During my career, I have learnt that similar principles influence young business professionals about ethics. Ethics is not just about morality, but about sharing, caring and respect. They must be influenced during B-School years and the early years of the career, what I call ‘professional childhood’. The ethical brain is plastic and malleable at that stage. Here are five disproportionately value-enhancing experiences that I know.

  1. SPJIMR’s Abhyudaya: Every MBA student compulsorily mentors disadvantaged children as a part of the MBA course. As students they perhaps do not appreciate it, but later, they treasure the experience.
  2. Rural Development Projects: Hindustan Lever (HLL) pioneered the idea that every trainee should spend eight weeks, living with a family in a village. Every trainee goes through the experience and leaders honed at HLL are all alumni of HLL’s mandatory rural development stint. 
  3. TAS Social Service Projects: During my Tata career, I was deeply involved in introducing eight weeks of social service for every TAS trainee. They probably did not enjoy the experience, but later, each one would recall how enriching it was.
  4. Sustainability in TBEM: It is not just about honesty and integrity, it is also about respect for fellow beings and the environment. Sustainability was introduced into the Tata Business Excellence Model assessment process in mid-2000s. 
  5. Tone at the top: Children are sensitive observers of elders’ behavior with respect to truth-telling and injustice. Likewise, young managers judge their seniors’ behavior rather than their talk. In Tata, the lesson on ethics was salutary when Tata blew the whistle on itself in the face of the unfortunate Tata Finance episode. 

In short, lessons on ethics, defined as broader than just integrity, can be imparted even though it is difficult to teach. It is done by deploying the same principles that work in a family.

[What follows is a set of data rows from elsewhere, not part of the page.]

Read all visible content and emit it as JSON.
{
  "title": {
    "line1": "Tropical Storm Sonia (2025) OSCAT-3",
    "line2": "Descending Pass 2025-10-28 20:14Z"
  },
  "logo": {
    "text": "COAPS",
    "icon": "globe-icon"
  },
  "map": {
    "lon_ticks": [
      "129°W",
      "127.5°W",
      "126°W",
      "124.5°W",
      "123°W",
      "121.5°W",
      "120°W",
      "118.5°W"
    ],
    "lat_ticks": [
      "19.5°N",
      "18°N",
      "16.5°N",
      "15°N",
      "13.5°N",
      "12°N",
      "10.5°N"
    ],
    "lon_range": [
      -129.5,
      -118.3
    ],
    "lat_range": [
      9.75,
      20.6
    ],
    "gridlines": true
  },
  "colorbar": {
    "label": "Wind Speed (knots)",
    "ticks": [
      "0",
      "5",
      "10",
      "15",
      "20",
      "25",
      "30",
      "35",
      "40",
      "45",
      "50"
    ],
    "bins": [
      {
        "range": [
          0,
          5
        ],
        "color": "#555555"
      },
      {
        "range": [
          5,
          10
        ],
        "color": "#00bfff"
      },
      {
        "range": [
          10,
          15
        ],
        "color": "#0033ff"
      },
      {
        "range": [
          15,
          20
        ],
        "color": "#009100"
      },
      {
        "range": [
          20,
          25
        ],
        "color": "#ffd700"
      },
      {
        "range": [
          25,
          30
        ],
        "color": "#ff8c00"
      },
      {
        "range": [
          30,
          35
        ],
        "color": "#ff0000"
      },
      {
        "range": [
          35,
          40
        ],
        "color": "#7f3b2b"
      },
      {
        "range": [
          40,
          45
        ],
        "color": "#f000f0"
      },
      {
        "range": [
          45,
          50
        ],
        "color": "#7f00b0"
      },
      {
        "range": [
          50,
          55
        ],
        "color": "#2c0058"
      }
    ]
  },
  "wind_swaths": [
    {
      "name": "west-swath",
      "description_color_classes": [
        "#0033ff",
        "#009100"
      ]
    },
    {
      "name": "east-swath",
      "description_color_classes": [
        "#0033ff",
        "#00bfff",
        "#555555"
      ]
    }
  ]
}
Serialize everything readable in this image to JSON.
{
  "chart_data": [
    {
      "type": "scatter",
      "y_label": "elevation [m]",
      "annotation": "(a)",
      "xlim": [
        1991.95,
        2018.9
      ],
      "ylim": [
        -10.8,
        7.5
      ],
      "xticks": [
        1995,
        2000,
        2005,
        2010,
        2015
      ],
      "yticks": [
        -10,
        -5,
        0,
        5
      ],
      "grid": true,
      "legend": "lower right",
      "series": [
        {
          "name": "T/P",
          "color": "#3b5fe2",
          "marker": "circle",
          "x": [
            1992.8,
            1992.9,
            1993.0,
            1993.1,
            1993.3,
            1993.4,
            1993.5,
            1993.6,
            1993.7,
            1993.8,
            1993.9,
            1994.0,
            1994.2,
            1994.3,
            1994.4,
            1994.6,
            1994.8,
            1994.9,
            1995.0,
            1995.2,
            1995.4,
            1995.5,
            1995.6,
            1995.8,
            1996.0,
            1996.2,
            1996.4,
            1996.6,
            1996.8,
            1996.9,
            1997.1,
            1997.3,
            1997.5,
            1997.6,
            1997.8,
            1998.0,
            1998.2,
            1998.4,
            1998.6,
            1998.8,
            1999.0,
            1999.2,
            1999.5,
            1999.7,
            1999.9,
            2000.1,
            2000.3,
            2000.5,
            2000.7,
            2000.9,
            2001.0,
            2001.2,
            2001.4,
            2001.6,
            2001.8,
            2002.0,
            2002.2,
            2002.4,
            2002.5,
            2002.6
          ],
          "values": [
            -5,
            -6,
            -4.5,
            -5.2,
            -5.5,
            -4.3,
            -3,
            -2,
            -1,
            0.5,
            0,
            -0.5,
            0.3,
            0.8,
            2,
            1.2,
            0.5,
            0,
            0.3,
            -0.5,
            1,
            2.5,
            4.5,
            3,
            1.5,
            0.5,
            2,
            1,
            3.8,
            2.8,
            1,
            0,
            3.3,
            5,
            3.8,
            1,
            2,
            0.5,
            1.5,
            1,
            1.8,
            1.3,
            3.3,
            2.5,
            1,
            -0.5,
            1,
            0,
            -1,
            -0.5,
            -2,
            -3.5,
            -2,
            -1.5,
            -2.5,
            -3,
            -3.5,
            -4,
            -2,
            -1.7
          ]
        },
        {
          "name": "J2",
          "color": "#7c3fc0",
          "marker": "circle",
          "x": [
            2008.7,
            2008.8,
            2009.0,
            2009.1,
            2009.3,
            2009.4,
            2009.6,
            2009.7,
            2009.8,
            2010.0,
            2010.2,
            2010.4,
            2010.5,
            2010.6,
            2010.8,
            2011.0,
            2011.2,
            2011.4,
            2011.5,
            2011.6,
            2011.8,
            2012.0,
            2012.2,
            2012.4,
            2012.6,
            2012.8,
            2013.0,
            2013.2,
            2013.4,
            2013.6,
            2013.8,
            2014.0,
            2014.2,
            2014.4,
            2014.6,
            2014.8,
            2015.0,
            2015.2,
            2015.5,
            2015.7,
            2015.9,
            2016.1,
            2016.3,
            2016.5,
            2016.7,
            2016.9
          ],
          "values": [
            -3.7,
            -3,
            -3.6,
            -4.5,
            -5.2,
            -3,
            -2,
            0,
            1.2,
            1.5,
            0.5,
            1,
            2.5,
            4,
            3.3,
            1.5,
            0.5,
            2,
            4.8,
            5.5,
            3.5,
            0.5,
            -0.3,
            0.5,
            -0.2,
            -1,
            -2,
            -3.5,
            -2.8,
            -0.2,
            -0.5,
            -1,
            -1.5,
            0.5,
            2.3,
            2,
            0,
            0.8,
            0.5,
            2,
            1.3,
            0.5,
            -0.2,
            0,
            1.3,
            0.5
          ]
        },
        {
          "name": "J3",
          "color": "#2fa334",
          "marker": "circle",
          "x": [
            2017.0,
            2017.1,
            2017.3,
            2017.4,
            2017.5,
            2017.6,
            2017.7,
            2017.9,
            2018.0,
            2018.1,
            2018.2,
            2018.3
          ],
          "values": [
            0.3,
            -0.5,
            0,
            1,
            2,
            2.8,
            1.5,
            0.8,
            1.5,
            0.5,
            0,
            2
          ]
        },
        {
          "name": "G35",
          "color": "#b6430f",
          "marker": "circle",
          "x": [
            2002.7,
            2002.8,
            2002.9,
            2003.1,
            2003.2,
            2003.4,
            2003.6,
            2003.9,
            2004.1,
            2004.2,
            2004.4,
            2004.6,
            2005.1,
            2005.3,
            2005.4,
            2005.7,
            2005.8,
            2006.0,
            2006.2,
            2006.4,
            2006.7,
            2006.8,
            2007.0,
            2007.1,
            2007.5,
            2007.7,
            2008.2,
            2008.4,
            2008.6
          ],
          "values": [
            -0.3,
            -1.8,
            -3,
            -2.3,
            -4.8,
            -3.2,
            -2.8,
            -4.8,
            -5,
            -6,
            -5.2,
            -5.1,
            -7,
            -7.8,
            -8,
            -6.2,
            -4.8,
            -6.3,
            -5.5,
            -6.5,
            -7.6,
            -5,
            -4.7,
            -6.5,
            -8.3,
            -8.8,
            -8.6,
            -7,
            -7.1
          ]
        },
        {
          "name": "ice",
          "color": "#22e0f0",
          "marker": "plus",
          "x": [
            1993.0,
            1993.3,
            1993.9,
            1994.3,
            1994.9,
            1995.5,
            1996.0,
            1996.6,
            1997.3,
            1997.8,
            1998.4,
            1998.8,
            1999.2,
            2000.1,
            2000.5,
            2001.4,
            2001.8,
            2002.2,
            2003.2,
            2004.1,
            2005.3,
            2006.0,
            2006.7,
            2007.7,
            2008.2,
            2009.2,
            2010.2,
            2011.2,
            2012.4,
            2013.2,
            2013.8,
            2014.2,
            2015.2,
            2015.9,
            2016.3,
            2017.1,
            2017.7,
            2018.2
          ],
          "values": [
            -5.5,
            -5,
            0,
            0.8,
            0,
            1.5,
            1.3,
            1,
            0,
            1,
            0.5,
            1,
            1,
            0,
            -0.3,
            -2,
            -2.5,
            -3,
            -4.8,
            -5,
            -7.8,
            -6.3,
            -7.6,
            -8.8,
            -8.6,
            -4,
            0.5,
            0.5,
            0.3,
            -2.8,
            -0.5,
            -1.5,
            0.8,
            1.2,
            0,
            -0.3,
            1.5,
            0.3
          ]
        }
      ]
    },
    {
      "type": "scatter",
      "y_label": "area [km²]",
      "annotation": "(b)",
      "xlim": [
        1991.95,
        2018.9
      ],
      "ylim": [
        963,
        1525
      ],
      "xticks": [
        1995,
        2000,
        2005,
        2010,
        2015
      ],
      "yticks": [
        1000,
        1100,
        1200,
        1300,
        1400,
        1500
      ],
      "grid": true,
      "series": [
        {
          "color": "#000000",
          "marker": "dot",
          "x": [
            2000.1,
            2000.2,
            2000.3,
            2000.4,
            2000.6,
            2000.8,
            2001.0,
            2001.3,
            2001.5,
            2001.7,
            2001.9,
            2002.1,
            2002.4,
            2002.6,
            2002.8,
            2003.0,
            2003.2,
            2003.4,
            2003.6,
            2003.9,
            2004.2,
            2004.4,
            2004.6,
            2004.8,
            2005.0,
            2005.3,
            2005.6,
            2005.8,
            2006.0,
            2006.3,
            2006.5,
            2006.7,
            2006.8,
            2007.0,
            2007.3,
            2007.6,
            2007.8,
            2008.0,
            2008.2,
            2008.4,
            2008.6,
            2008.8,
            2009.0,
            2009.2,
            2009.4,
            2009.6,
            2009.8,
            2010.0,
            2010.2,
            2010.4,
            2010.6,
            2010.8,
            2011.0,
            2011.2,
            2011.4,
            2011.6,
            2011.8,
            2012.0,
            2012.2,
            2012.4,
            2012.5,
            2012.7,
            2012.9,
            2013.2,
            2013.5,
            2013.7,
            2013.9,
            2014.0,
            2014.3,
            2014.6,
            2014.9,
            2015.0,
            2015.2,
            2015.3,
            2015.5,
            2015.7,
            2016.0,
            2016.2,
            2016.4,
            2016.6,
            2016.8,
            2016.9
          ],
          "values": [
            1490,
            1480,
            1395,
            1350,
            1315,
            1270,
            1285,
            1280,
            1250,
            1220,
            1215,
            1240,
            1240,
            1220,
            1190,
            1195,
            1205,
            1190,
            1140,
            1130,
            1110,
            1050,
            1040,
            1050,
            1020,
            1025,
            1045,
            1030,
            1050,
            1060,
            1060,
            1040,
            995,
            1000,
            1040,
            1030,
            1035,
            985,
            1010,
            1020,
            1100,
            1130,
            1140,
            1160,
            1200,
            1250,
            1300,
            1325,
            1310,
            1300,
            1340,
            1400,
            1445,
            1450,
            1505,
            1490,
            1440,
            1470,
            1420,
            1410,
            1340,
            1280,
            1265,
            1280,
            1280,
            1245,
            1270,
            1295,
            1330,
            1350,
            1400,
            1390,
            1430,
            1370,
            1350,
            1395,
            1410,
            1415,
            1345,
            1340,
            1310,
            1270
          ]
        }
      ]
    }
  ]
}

I feel that lack of ethics and morality is distributed in the same proportion among business as in media, politics, judiciary, administration, religion and NGOs. Business leaders also increasingly realize that reputation matters to employees and customers, who tend to respond to good ethics with loyalty and engagement. Anyway, who wants his grandchildren to carry the burden that their grandfather was unethical?

“The end result of kindness is that it draws people to you,” said the late Anita Roddick.